La organización planteó una edición especial en memoria de quien fue mantenedor del evento durante quince años.

Loscos arganiza cada año la justa poética en honor a Fray Domingo Anadón. La edición de este año, celebrada el pasado 4 de abril, fue una edición especial y mucho más reducida que en otras ocasiones ya que la organización quiso plantearla como una edición de recuerdo de lo que se ha ido consiguiendo año a año y como un recuerdo especial a Joaquín Campo, vecino de Loscos que fue el creador y mantenedor del evento hasta que falleció el año pasado.

Se alcanzan 16 ediciones de la justa poética y, como es habitual, todo comenzó con la llamada de bombos y tambores y con el desfile de personajes, ataviados con trajes de época, que se terminaron concentrando en el pabellón. Los años pares el concurso poético está destinado al ámbito local y este no fue una excepción.

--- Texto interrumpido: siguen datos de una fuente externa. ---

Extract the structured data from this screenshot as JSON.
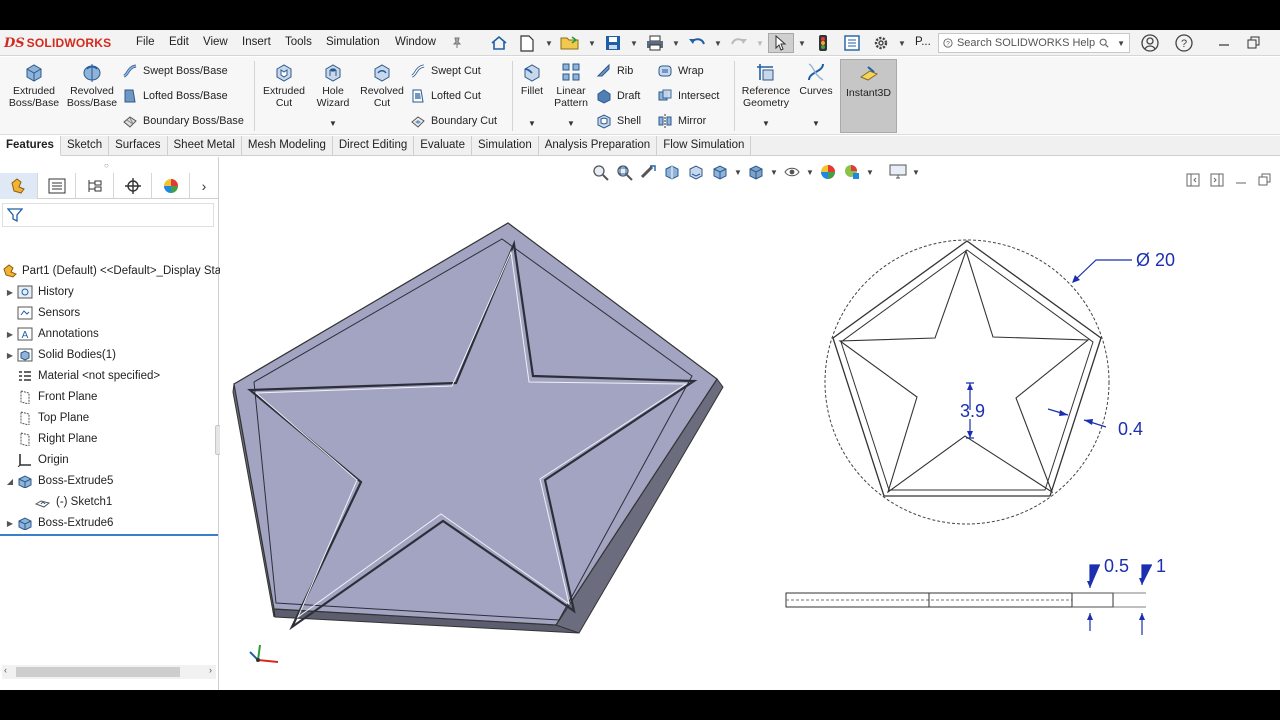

Se pudieron escuchar poemas sobre la propia localidad de Loscos y, por supuesto, sobre Fray Domingo Anadón, personaje al que se dedica el evento desde su creación. La principal novedad fue que se dio la oportunidad a los participantes de que centraran sus textos también en Joaquín Campo Betés, en su memoria y legado tanto con respecto a Loscos como con respecto a la justa poética, de la que estuvo al frente durante quince años.

Lectura del poema vencedor “Amigo del alma”.

Los trabajos que se elaboraron estuvieron todos comprendidos entre los 28 y los 60 versos en el caso de las poesías o entre las 400 y las 1.300 palabras si se trataba de un texto en prosa. Todos ellos fueron escuchados, leídos a viva voz por sus autores, en la ermita de Loscos. Hasta allí tanto escritores como personajes y vecinos llegaron guiados por el tradicional desfile de antorchas que precede a la justa poética y al que le sigue otro acto tradicional como es el reparto de pan bendito, todo con la colaboración de la cofradía de La Dolorosa y de Cristo en la Cruz, que abrió camino con sus tambores y bombos.

El primer premio recayó en Juan Pablo Herrando con su poema “Amigo del alma”, un autor local que ya sabe lo que es alzarse con el primer premio de la justa puesto que no era la primera vez que lograba vencer. El buen tiempo animó a que muchas personas acudieran como espectadoras al evento, aunque por parte de la organización se echó en falta algo más de participación en el mismo.
Terminada la justa poética la comisión de fiestas de Loscos ofreció en el pabellón una cena de exaltación del adobo que contó con más de doscientos inscritos y que culminó con un bingo para todos los asistentes.